Working in Multiple States? Here Is the Tax Mess That Creates
Working from a laptop while traveling sounds glamorous until April arrives and you owe income tax to four different states, some of which you visited for two weeks combined.
Multi-state taxation is genuinely complicated, the rules vary by state, and getting it wrong means either overpaying or underpaying.
The Basic Rule: Where You Work Matters
Most states tax income based on where the work is performed, not where you live. If you spend time working in a state, that state generally wants a piece of the income you earned there.
A freelancer spending three months working from a rented Airbnb in Colorado and nine months from their home state of Texas: Colorado may want tax on the income earned during those three months.
Texas has no income tax. Colorado does. Welcome to the complication.
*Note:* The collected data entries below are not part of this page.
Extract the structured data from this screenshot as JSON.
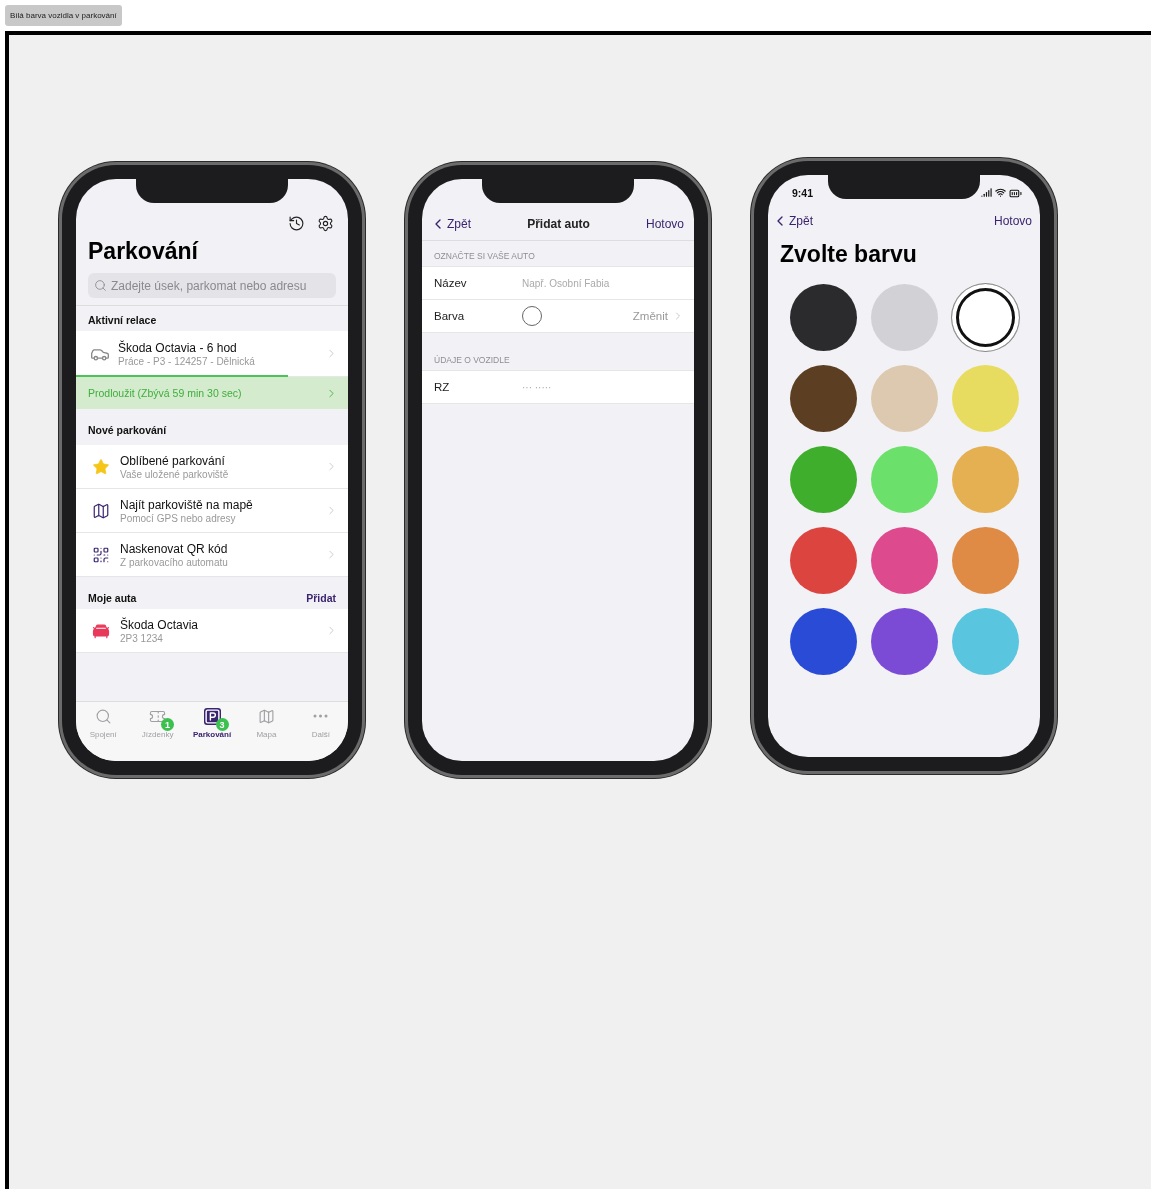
{
  "caption": "Bílá barva vozidla v parkování",
  "parking_screen": {
    "title": "Parkování",
    "search": {
      "placeholder": "Zadejte úsek, parkomat nebo adresu"
    },
    "active_session": {
      "header": "Aktivní relace",
      "title": "Škoda Octavia - 6 hod",
      "subtitle": "Práce - P3 - 124257 - Dělnická",
      "level": 0.78,
      "extend": "Prodloužit (Zbývá 59 min 30 sec)"
    },
    "new_parking": {
      "header": "Nové parkování",
      "items": [
        {
          "kind": "star",
          "title": "Oblíbené parkování",
          "subtitle": "Vaše uložené parkoviště"
        },
        {
          "kind": "map",
          "title": "Najít parkoviště na mapě",
          "subtitle": "Pomocí GPS nebo adresy"
        },
        {
          "kind": "qr",
          "title": "Naskenovat QR kód",
          "subtitle": "Z parkovacího automatu"
        }
      ]
    },
    "my_cars": {
      "header": "Moje auta",
      "action": "Přidat",
      "items": [
        {
          "title": "Škoda Octavia",
          "subtitle": "2P3 1234",
          "color": "#e8395a"
        }
      ]
    },
    "tabs": [
      {
        "kind": "search",
        "label": "Spojení",
        "selected": false
      },
      {
        "kind": "ticket",
        "label": "Jízdenky",
        "selected": false,
        "badge": "1"
      },
      {
        "kind": "parking",
        "label": "Parkování",
        "selected": true,
        "badge": "3"
      },
      {
        "kind": "map",
        "label": "Mapa",
        "selected": false
      },
      {
        "kind": "more",
        "label": "Další",
        "selected": false
      }
    ]
  },
  "add_car_screen": {
    "back": "Zpět",
    "title": "Přidat auto",
    "done": "Hotovo",
    "sections": [
      {
        "header": "OZNAČTE SI VAŠE AUTO",
        "rows": [
          {
            "kind": "input",
            "label": "Název",
            "placeholder": "Např. Osobní Fabia"
          },
          {
            "kind": "color",
            "label": "Barva",
            "color": "#ffffff",
            "action": "Změnit"
          }
        ]
      },
      {
        "header": "ÚDAJE O VOZIDLE",
        "rows": [
          {
            "kind": "input",
            "label": "RZ",
            "placeholder": "··· ·····"
          }
        ]
      }
    ]
  },
  "color_screen": {
    "time": "9:41",
    "back": "Zpět",
    "done": "Hotovo",
    "title": "Zvolte barvu",
    "colors": [
      {
        "color": "#2b2b2d",
        "selected": false
      },
      {
        "color": "#d1d1d6",
        "selected": false
      },
      {
        "color": "#ffffff",
        "selected": true
      },
      {
        "color": "#5c3f22",
        "selected": false
      },
      {
        "color": "#ddc9b0",
        "selected": false
      },
      {
        "color": "#e8dc60",
        "selected": false
      },
      {
        "color": "#3fae2c",
        "selected": false
      },
      {
        "color": "#6be06b",
        "selected": false
      },
      {
        "color": "#e5b052",
        "selected": false
      },
      {
        "color": "#dc4440",
        "selected": false
      },
      {
        "color": "#dd4a8e",
        "selected": false
      },
      {
        "color": "#df8a45",
        "selected": false
      },
      {
        "color": "#2a4bd6",
        "selected": false
      },
      {
        "color": "#7b4bd6",
        "selected": false
      },
      {
        "color": "#5ac5df",
        "selected": false
      }
    ]
  }
}
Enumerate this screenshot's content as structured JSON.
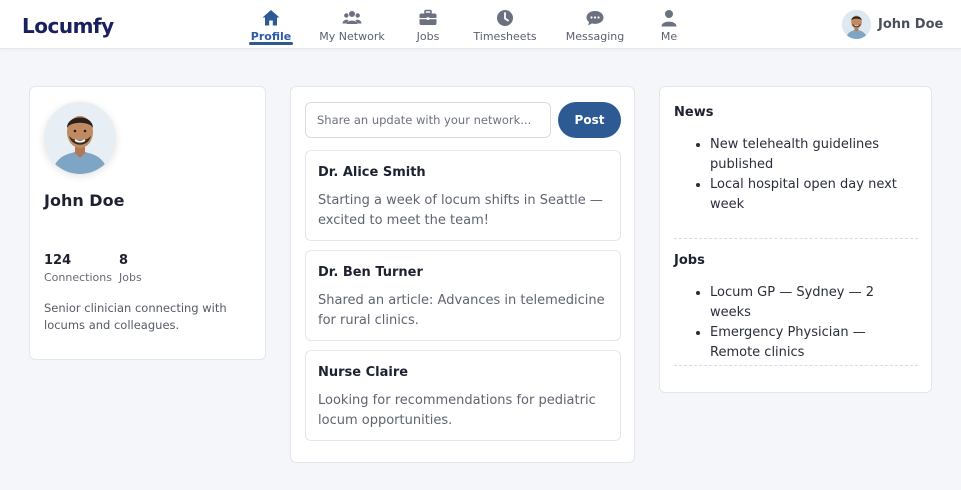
{
  "app": {
    "name": "Locumfy"
  },
  "nav": {
    "items": [
      {
        "label": "Profile",
        "icon": "home-icon",
        "active": true
      },
      {
        "label": "My Network",
        "icon": "users-icon",
        "active": false
      },
      {
        "label": "Jobs",
        "icon": "briefcase-icon",
        "active": false
      },
      {
        "label": "Timesheets",
        "icon": "clock-icon",
        "active": false
      },
      {
        "label": "Messaging",
        "icon": "chat-icon",
        "active": false
      },
      {
        "label": "Me",
        "icon": "user-icon",
        "active": false
      }
    ]
  },
  "user": {
    "name": "John Doe"
  },
  "profile": {
    "name": "John Doe",
    "connections": {
      "value": "124",
      "label": "Connections"
    },
    "jobs": {
      "value": "8",
      "label": "Jobs"
    },
    "bio": "Senior clinician connecting with locums and colleagues."
  },
  "feed": {
    "share_placeholder": "Share an update with your network...",
    "post_label": "Post",
    "posts": [
      {
        "author": "Dr. Alice Smith",
        "text": "Starting a week of locum shifts in Seattle — excited to meet the team!"
      },
      {
        "author": "Dr. Ben Turner",
        "text": "Shared an article: Advances in telemedicine for rural clinics."
      },
      {
        "author": "Nurse Claire",
        "text": "Looking for recommendations for pediatric locum opportunities."
      }
    ]
  },
  "sidebar": {
    "news": {
      "title": "News",
      "items": [
        "New telehealth guidelines published",
        "Local hospital open day next week"
      ]
    },
    "jobs": {
      "title": "Jobs",
      "items": [
        "Locum GP — Sydney — 2 weeks",
        "Emergency Physician — Remote clinics"
      ]
    }
  },
  "colors": {
    "brand": "#1a1f5e",
    "accent": "#2e5a94",
    "background": "#f5f6fa"
  }
}
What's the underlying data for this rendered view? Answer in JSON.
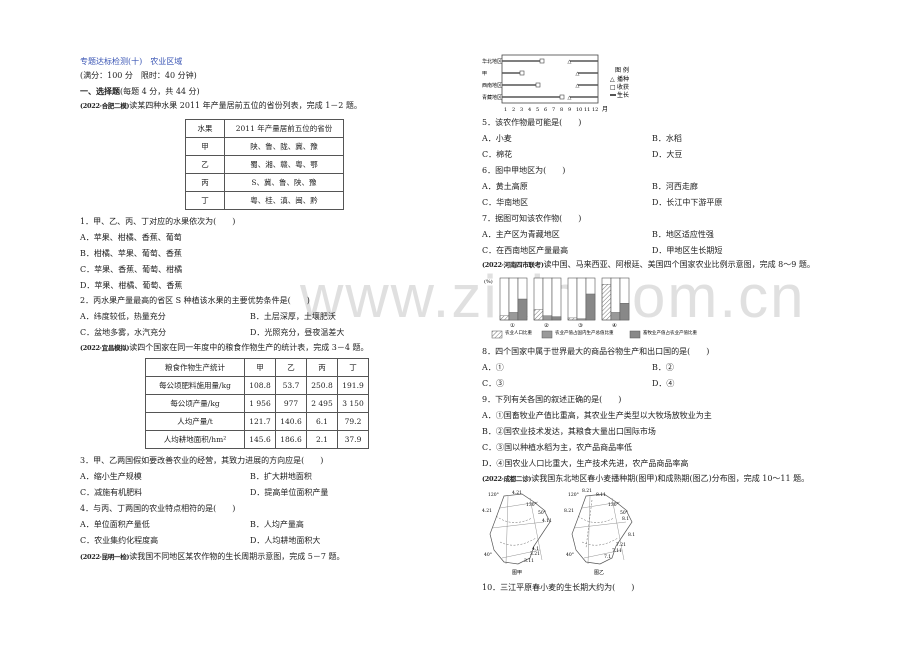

What Makes You a Tax Resident
Every state has rules for what constitutes residency. Common thresholds:
Statutory residency: Some states (New York is the most aggressive) consider you a statutory resident if you maintain a "permanent place of abode" there and spend more than 183 days in the state, regardless of where you intend to be domiciled.
Domicile: Your primary, permanent home. You can only have one domicile, but you can be a statutory resident of multiple states simultaneously, meaning potentially full state income tax in multiple places on the same income.
Nonresident with income sourced to the state: Even without residency, you may owe tax as a nonresident on income earned within state borders.
How Credits Prevent Double Taxation (Usually)
Most states offer a credit for taxes paid to other states to prevent double taxation. Your home state generally credits you for income tax you paid to other states on the same income.
The credit works cleanly when states have comparable tax rates. It works less cleanly when:
- Your home state has a higher rate than the other state (you pay the difference)
- Your home state has no income tax (no credit mechanism because there is no home state tax to offset)
- The states have conflicting rules about what income is sourced where
The Convenience of the Employer Doctrine
This rule applies to employees, but it illustrates how aggressively some states approach the issue. New York, Pennsylvania, Delaware, and Nebraska follow the "convenience of the employer" rule: if a remote worker works from another state for their own convenience (rather than employer requirement), the income is still taxed as if earned in the employer's state.
For S-corp owners with employees, or freelancers who work partially from a state with this rule, the implications can be significant.
Which States Are Most Aggressive
New York is the most aggressive state for taxing nonresidents and applying statutory residency rules. The state actively audits people who claim to have left and pursues income earned by former residents.
California pursues income earned by people who worked in the state or have business connections there. California will tax stock options and deferred compensation connected to California employment even after you have moved.
Pennsylvania, Delaware, and Nebraska apply the convenience rule for employee income.
States with no income tax (Florida, Texas, Nevada, Washington, Wyoming, South Dakota, Alaska, Tennessee, New Hampshire) are popular destinations for high-income earners establishing domicile. The move has to be genuine and well-documented, or former home states will argue you never really left.
What You Need to Track
If you work from multiple states during the year, keep records of:
- The specific days worked in each state (a calendar or travel log)
- The income attributable to work performed in each state
- Any receipts, apartment leases, or records establishing your physical presence
For service businesses, income is generally sourced to the state where the services are performed. If you split your time between states, you split the income proportionally.
Filing Requirements
Working in multiple states typically means filing a nonresident or part-year resident return in each state where you earned income above that state's filing threshold, plus your home state return.
Most states have a minimum threshold below which filing is not required (often $1,000-$2,000 in state-sourced income). If you spent one week working in a state and earned $800 attributable to that work, many states do not require a return.
Above the thresholds, filing is required. Reciprocity agreements between some neighboring states simplify this: certain state pairs agree to tax workers only in their home state, eliminating the nonresident filing. These agreements are worth checking if you frequently cross a particular state border.
When to Get Help
If you earn significant income in multiple states, a tax professional familiar with multi-state allocation is worth the cost. The filing requirements and credit calculations can interact in non-obvious ways, and an error in one state can cascade to incorrect credits in another.
The complexity scales with how many states you work in, the relative tax rates, and whether you face statutory residency risk. Two states with matching credit rules is manageable. Four states with conflicting sourcing rules and a potential New York residency argument is not a DIY project.
Sources
- South Dakota v. Wayfair, 585 U.S. 162 (2018) - Economic nexus for sales tax
- IRS Publication 17: Your Federal Income Tax - Domicile vs. statutory residency rules
- New York Tax Law Article 22 - New York's aggressive statutory residency (183-day) rule
- MTC Model Statute for Multi-State Taxation - Multi-state tax compact guidelines
Income tax nexus rules vary by state. The "convenience of the employer" doctrine is applied by New York, Pennsylvania, Delaware, and Nebraska. Statutory residency (183+ days + permanent place of abode) applies in New York regardless of domicile.